Stacy Birney Q&A

What are some common problems or stressors you have witnessed with clients lately and in light of the continuation of the pandemic? What type of support would you offer to them?

The continuation of the pandemic has not only brought new stressors to clients’ lives, but has also put clients in touch with symptoms they’ve been struggling to manage from pre-pandemic times. The pandemic for many has been a bit of a pressure-cooker, turning up the heat of life through the ever-changing, long-suffering landscape of our ‘new normal.’ It is not uncommon to face challenges of high anxiety, fear, and increased relational distress. Grief, bouts of sadness, and low motivation are big challenges—especially when paired with trouble sleeping, fatigue, and difficulty in concentration. Finally, loneliness is real. The looming threat of quarantine, combined with another flu season and cold Chicago winter ahead, is a large concern for many struggling with social relationships and/or loneliness.

For support, I will first offer encouragement: You are not alone! The last 18 months have been a hard road for so many of us, each in different ways. Next, I will share a few of my favorite therapeutic activities that can be practiced daily to combat the stress of life (offered in acronym form, of course!):

  •   A – Accept.

Practice gratitude for the good around you. Note it mentally, jot it down in a notebook, or say it to a friend or partner. Doing work to accept the day as it is—the things that can be changed and those that cannot—can open our eyes to life’s gifts.

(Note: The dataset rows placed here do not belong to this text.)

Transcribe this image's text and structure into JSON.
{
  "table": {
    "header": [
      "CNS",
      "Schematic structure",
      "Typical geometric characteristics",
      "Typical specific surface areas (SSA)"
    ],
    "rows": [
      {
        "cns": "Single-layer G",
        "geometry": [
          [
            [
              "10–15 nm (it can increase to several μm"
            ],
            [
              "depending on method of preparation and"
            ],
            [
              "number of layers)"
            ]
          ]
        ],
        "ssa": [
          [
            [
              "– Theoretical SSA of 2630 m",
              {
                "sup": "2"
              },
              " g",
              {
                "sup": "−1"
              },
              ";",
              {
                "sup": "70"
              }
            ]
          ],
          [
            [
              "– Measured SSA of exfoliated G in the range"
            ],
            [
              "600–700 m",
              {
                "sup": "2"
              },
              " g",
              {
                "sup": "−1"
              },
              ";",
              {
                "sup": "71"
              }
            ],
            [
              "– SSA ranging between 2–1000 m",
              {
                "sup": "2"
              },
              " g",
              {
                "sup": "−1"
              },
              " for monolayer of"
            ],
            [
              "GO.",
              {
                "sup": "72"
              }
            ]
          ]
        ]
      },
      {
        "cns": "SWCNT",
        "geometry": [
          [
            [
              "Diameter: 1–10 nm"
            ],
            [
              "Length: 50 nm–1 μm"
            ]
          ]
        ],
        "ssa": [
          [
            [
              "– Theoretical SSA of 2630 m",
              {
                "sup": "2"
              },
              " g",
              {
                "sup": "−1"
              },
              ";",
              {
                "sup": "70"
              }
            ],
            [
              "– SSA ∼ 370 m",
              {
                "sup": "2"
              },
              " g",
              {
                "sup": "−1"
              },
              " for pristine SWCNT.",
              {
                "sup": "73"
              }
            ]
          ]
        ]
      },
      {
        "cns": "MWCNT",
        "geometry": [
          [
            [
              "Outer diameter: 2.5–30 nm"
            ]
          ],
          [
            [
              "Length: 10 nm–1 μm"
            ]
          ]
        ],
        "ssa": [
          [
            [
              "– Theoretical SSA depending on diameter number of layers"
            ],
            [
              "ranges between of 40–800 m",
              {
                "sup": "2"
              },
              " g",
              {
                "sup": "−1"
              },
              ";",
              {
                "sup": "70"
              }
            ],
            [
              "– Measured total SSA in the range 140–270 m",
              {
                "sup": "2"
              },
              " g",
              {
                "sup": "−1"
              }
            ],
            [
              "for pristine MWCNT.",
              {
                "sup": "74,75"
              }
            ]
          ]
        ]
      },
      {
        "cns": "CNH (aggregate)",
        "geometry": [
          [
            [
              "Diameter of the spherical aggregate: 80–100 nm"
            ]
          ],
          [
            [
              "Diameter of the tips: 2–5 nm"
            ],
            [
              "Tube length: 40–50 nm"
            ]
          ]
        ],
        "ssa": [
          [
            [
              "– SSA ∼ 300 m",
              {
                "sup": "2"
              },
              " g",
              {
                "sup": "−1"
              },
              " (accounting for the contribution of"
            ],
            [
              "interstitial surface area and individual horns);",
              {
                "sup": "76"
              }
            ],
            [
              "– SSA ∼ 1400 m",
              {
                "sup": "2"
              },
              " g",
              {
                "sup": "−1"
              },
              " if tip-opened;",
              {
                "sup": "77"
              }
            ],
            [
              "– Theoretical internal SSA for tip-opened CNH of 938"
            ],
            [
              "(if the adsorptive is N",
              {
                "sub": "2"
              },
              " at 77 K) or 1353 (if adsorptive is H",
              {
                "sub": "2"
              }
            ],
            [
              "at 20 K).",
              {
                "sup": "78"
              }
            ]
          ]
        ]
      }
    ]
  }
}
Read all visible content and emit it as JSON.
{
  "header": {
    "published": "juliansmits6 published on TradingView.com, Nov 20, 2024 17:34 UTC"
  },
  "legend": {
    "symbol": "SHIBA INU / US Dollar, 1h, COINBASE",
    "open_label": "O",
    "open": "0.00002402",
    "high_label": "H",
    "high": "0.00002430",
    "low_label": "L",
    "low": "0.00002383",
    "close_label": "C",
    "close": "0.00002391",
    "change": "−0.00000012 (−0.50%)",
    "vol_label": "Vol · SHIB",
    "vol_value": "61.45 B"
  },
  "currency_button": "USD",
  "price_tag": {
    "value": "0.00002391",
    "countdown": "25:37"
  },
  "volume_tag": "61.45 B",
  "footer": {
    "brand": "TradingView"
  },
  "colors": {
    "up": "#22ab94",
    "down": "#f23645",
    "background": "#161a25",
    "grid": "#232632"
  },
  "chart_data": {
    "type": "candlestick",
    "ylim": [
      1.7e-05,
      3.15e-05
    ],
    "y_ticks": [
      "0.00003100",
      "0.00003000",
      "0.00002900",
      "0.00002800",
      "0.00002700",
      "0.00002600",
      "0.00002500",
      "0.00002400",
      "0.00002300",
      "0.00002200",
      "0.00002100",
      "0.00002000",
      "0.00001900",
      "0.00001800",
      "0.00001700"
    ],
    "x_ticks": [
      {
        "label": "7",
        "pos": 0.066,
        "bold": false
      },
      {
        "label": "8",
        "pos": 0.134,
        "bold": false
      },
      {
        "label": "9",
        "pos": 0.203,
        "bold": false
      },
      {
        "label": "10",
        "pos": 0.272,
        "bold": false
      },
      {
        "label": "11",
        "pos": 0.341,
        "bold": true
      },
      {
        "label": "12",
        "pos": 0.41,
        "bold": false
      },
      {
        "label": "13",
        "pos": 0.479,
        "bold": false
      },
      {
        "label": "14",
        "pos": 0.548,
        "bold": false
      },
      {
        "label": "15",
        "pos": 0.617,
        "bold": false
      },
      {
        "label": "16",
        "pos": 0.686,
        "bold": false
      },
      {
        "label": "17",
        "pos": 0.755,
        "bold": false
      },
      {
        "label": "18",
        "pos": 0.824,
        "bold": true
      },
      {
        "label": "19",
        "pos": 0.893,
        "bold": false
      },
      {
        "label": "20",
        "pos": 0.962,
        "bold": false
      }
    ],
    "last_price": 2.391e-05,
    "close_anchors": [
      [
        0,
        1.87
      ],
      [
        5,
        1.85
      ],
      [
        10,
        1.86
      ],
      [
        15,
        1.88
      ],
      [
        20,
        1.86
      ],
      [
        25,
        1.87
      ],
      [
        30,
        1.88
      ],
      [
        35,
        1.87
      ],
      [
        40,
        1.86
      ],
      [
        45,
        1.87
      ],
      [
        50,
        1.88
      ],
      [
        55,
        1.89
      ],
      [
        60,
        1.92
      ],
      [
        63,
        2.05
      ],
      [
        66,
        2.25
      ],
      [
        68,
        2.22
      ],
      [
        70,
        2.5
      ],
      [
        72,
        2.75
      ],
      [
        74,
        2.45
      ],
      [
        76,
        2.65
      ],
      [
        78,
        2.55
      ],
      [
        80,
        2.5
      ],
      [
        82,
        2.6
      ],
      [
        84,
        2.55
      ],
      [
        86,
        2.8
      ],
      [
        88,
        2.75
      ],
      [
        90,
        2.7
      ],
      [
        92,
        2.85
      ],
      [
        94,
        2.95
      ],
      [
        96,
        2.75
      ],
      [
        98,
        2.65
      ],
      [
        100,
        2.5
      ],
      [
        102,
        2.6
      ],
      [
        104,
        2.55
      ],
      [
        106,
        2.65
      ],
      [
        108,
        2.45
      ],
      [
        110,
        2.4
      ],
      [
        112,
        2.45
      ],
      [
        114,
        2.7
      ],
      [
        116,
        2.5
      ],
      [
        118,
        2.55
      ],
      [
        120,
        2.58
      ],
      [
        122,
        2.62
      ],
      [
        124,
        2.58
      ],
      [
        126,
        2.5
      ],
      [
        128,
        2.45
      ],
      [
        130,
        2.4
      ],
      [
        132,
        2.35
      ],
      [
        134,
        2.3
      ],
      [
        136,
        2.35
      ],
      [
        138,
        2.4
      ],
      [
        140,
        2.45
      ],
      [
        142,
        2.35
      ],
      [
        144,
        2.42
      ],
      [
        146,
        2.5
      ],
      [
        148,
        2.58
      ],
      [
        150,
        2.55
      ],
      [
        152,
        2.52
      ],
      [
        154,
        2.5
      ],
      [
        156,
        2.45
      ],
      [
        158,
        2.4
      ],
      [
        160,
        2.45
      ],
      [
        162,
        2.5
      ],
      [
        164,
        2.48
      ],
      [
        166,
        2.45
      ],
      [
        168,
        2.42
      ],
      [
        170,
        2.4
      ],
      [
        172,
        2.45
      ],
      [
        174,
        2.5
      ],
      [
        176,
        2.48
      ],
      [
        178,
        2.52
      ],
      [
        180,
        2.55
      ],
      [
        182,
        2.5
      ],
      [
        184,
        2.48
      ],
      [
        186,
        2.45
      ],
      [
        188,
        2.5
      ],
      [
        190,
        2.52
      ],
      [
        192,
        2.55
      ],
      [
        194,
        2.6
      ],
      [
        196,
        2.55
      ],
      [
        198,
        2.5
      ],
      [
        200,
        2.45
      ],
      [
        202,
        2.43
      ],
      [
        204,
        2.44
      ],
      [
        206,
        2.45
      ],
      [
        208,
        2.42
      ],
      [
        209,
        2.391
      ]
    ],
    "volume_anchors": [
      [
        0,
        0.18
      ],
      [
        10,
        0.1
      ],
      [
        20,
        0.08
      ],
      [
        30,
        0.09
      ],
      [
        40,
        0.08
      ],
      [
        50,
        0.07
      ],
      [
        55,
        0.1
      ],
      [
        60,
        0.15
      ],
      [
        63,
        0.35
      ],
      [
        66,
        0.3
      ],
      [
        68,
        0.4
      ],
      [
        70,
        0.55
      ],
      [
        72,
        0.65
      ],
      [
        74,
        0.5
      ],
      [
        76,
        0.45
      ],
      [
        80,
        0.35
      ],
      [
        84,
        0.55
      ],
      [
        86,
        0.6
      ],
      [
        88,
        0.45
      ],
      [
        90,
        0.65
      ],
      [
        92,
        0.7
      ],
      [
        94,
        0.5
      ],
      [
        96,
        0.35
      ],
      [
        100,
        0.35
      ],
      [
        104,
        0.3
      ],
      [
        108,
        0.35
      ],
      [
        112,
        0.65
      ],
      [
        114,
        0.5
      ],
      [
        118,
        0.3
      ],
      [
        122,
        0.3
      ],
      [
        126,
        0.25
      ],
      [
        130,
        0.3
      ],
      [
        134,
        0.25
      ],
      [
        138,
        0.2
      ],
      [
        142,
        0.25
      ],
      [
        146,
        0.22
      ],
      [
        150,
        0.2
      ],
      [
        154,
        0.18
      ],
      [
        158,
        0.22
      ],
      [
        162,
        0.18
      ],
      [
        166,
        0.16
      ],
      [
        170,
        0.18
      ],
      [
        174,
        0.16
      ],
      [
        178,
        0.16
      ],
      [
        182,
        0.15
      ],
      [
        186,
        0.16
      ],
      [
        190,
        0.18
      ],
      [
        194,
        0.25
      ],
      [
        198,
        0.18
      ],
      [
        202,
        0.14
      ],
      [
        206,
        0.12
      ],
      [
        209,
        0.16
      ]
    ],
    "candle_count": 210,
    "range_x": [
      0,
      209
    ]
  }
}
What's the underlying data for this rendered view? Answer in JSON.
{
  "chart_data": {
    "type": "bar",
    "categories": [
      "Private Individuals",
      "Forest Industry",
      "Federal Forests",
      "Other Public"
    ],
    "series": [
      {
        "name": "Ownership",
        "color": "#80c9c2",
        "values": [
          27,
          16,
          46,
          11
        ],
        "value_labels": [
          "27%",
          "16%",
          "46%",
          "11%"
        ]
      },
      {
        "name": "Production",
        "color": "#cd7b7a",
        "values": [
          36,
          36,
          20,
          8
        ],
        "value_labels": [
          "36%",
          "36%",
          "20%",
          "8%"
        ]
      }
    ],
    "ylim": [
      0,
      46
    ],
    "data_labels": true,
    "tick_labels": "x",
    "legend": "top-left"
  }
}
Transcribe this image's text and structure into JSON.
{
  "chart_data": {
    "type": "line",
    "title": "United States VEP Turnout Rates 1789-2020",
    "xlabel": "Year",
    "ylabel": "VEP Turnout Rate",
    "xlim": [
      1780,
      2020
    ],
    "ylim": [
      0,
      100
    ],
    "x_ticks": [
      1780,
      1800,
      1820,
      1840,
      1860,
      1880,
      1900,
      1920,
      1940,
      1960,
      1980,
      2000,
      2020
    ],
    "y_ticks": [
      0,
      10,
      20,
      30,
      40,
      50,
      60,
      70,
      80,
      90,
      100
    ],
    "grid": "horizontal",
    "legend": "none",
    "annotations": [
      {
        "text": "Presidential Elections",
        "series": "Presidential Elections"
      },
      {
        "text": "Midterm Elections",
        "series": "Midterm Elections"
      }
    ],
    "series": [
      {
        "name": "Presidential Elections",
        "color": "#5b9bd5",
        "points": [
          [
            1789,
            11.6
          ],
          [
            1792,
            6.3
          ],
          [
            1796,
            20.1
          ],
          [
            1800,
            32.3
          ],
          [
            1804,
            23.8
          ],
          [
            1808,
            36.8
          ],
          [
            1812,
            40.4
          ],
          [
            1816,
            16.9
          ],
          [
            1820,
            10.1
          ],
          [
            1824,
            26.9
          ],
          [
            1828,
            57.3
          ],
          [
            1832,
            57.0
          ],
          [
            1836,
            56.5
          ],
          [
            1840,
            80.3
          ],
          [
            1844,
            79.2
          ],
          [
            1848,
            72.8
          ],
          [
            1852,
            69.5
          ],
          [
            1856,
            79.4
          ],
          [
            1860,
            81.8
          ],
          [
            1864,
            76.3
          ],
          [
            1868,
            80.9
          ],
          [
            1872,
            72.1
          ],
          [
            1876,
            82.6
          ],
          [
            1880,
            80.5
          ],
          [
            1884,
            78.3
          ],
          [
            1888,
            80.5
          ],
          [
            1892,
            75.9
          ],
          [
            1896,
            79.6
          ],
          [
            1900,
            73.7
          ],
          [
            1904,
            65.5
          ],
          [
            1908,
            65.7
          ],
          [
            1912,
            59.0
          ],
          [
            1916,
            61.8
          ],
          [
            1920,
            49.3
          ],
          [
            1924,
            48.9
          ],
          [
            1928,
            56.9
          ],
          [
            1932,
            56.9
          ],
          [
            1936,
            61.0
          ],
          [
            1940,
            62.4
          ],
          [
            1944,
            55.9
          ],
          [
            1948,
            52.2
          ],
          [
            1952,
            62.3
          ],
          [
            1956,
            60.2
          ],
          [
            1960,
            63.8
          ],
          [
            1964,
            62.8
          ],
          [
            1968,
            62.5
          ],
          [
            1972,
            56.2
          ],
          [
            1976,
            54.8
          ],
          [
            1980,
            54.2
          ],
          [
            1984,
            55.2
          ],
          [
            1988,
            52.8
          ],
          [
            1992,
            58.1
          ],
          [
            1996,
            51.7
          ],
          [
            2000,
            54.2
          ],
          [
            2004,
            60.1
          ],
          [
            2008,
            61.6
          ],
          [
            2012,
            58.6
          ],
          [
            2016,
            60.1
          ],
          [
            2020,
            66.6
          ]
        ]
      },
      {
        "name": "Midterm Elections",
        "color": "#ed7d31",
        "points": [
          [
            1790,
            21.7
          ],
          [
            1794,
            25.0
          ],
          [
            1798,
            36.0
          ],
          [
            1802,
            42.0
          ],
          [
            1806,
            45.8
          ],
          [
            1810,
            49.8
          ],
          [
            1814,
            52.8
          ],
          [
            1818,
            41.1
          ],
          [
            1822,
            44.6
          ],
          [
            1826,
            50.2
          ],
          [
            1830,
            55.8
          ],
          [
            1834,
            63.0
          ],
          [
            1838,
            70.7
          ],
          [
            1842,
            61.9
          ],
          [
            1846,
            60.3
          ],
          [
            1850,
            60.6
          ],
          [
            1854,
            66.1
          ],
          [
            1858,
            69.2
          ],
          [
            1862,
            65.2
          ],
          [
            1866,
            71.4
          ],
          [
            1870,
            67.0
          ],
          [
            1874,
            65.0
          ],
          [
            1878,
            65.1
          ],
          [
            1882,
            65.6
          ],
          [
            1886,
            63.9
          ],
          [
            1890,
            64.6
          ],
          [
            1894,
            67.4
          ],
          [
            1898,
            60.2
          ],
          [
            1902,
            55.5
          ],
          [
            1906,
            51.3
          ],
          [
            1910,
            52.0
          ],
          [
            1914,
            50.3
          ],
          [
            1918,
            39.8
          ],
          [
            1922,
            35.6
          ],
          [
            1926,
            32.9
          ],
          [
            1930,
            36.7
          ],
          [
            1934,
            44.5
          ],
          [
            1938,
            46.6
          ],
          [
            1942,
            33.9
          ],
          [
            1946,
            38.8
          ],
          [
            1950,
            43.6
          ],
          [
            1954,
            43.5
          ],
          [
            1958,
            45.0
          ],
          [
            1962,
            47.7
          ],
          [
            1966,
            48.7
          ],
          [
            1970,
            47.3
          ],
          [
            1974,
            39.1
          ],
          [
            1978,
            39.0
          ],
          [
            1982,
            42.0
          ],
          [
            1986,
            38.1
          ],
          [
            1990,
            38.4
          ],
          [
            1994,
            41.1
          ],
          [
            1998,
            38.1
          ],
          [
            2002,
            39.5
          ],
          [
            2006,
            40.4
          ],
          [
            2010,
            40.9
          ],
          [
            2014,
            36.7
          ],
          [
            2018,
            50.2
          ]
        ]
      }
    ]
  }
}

  •   B – Breathe & Break.

Breathe– There are many breathing exercises out there, but keep it simple. Breathe in  through your nose, exhale through your mouth. Use your diaphragm, meaning your stomach will go in and out instead of your chest. Alternatively, lie down on the floor, put a pillow on your stomach, and make it move up and down while you breathe.

Break– Though staying up to date on the news is important, being consumed with it can drive up anxiety, fear and despair—not to mention anger! Taking a break from our phones/technology, particularly an hour before bedtime, is proven to help battle the effects of insomnia. Taking a break from social media and connecting face-to-face (even virtually) will combat the loneliness.

  •   C – Compassion.

Extending empathy and compassion for ourselves is vital. This means examining our   thoughts and self-talk in a non-judgmental fashion, doing work to offer ourselves the grace and love just as we would give to a good friend.

  •   D – Distress Tolerance.

I liken the art of distress tolerance to the expansion and contraction of a balloon. The goal is to ensure our elasticity, through practice, is that of a fresh balloon, and not the old balloon sitting in the junk drawer from ten years back! Adding healthy coping habits and self-care habits will let the air out of the balloon (contraction), allowing our distress to be released before a new wave of stress/change comes (expansion). Meeting regularly with a therapist to create a set of coping tools to add to your toolbox, targeting habitual patterns of stress, is an excellent way to learn distress tolerance.